Install the Jupyter server with

pip install notebook --upgrade

The notebook service needs your user key to be started:

jupyter notebook --gateway-url=https://<your-cluster-url>/notebooks/ \
--GatewayClient.auth_token=<your-user-key> \
--GatewayClient.request_timeout=180

The key will be used by the notebook service to interact with the Data Mechanics API.

Define kernels with config templates

Jupyter uses kernels to provide support for different languages and enable the configuration of notebook behavior.

When a Jupyter server is connected to Data Mechanics, any Config template can be used as a kernel.

Here we just ensure that we have two config templates available:

curl -X POST \
https://<your-cluster-url>/api/config-templates/ \
-H 'Content-Type: application/json' \
-H 'X-API-Key: <your-user-key>' \
-d '{
"name": "spark-2-4-4-Python-2",
"config": {
"pythonVersion": "2",
"sparkVersion": "2.4.4"
}
}'
curl -X POST \
https://<your-cluster-url>/api/config-templates/ \
-H 'Content-Type: application/json' \
-H 'X-API-Key: <your-user-key>' \
-d '{
"name": "spark-3-0-0-Python-3",
"config": {
"pythonVersion": "3",
"sparkVersion": "3.0.0"
}
}'

In your Jupyter dashboard, you should now be able to create a new notebook using kernels derived from those config templates:

New notebook

At the moment, Data Mechanics only supports Python kernels. Scala kernels are on the way.

Use the notebooks

If you open a notebook, you need to wait for the kernel (ie the Spark driver) to be ready. As long as the kernel is marked as "busy", it means it has not started yet. This may take up to 30 seconds.

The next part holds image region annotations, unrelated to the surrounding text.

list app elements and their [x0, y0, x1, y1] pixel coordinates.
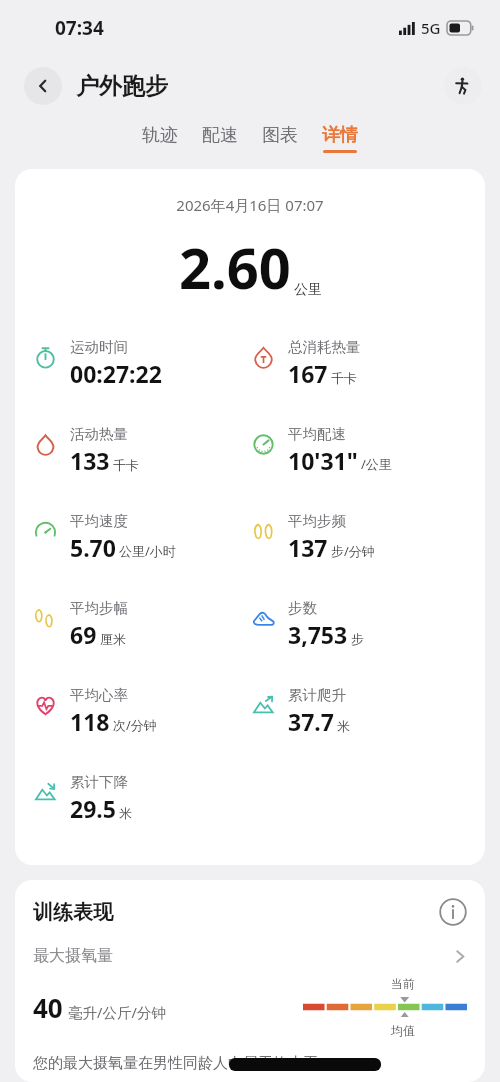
staticText: 步: [351, 631, 364, 647]
staticText: 毫升/公斤/分钟: [68, 1002, 166, 1022]
staticText: 米: [119, 805, 132, 821]
staticText: 详情: [322, 124, 358, 147]
staticText: 29.5: [70, 793, 116, 824]
staticText: 配速: [202, 124, 238, 147]
staticText: 平均步频: [288, 512, 346, 530]
staticText: 3,753: [288, 619, 348, 650]
staticText: 户外跑步: [76, 72, 168, 101]
staticText: 千卡: [113, 457, 139, 473]
staticText: 137: [288, 532, 328, 563]
button[interactable]: 平均心率: [15, 683, 250, 770]
staticText: /公里: [361, 455, 392, 473]
button[interactable]: 平均步幅: [15, 596, 250, 683]
staticText: 5.70: [70, 532, 116, 563]
button[interactable]: 运动类型: [444, 67, 482, 105]
staticText: 133: [70, 445, 110, 476]
staticText: 5G: [421, 18, 441, 38]
staticText: 69: [70, 619, 97, 650]
staticText: 轨迹: [142, 124, 178, 147]
staticText: 2.60: [179, 229, 291, 305]
staticText: 厘米: [100, 631, 126, 647]
button[interactable]: 总消耗热量: [250, 335, 485, 422]
staticText: 00:27:22: [70, 358, 162, 389]
button[interactable]: 活动热量: [15, 422, 250, 509]
staticText: 当前: [391, 976, 415, 991]
staticText: 167: [288, 358, 328, 389]
staticText: 活动热量: [70, 425, 128, 443]
staticText: 均值: [391, 1023, 415, 1038]
button[interactable]: 步数: [250, 596, 485, 683]
staticText: 40: [33, 990, 63, 1025]
button[interactable]: 累计下降: [15, 770, 250, 857]
button[interactable]: 说明: [439, 898, 467, 926]
staticText: 10'31": [288, 445, 358, 476]
staticText: 平均步幅: [70, 599, 128, 617]
staticText: 步/分钟: [331, 542, 375, 560]
staticText: 总消耗热量: [288, 338, 361, 356]
staticText: 您的最大摄氧量在男性同龄人中属于均水平: [33, 1054, 318, 1073]
staticText: 步数: [288, 599, 317, 617]
button[interactable]: 配速: [198, 122, 242, 155]
button[interactable]: 平均速度: [15, 509, 250, 596]
staticText: 37.7: [288, 706, 334, 737]
staticText: 平均配速: [288, 425, 346, 443]
staticText: 千卡: [331, 370, 357, 386]
staticText: 平均速度: [70, 512, 128, 530]
button[interactable]: 平均配速: [250, 422, 485, 509]
staticText: 平均心率: [70, 686, 128, 704]
staticText: 累计下降: [70, 773, 128, 791]
staticText: 公里/小时: [119, 542, 176, 560]
staticText: 训练表现: [33, 900, 113, 925]
staticText: 米: [337, 718, 350, 734]
button[interactable]: 最大摄氧量: [33, 946, 467, 966]
staticText: 次/分钟: [113, 716, 157, 734]
staticText: 2026年4月16日 07:07: [15, 195, 485, 215]
button[interactable]: 返回: [24, 67, 62, 105]
button[interactable]: 运动时间: [15, 335, 250, 422]
button[interactable]: 平均步频: [250, 509, 485, 596]
button[interactable]: 图表: [258, 122, 302, 155]
button[interactable]: 累计爬升: [250, 683, 485, 770]
staticText: 累计爬升: [288, 686, 346, 704]
button[interactable]: 详情: [318, 122, 362, 155]
staticText: 运动时间: [70, 338, 128, 356]
staticText: 118: [70, 706, 110, 737]
staticText: 图表: [262, 124, 298, 147]
staticText: 07:34: [55, 15, 104, 41]
staticText: 最大摄氧量: [33, 946, 113, 966]
button[interactable]: 轨迹: [138, 122, 182, 155]
staticText: 公里: [294, 281, 322, 299]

Here are the objects you can use to interact with Spark:

  • the Spark context in variable sc
  • the Spark SQL context in variable sqlContext

If those objects are not ready yet, you should see something like this upon invokation:

<__main__.WaitingForSparkSessionToBeInitialized at 0x7f8c15f4f240>

Container images shipped with Data Mechanics come with the scipy stack installed:

  • numpy
  • scipy
  • pandas
  • matplotlib

You can install your own libraries by running:

!pip(3) install <some-library>

If you are new to Jupyter notebooks, you can use this tutorial as a starting point.

Notebooks are normal Spark apps

Data Mechanics makes no distinction between notebooks and Spark applications run by API call.

Notebooks appear in the Dashboard, so you can see their logs and configurations:

A notebook in the dashboard

Additionally, any configuration option for Spark applications can be applied to notebooks via the config template mechanism. For instance, notebooks can be granted access to data sitting in an object storage just like any other Spark application.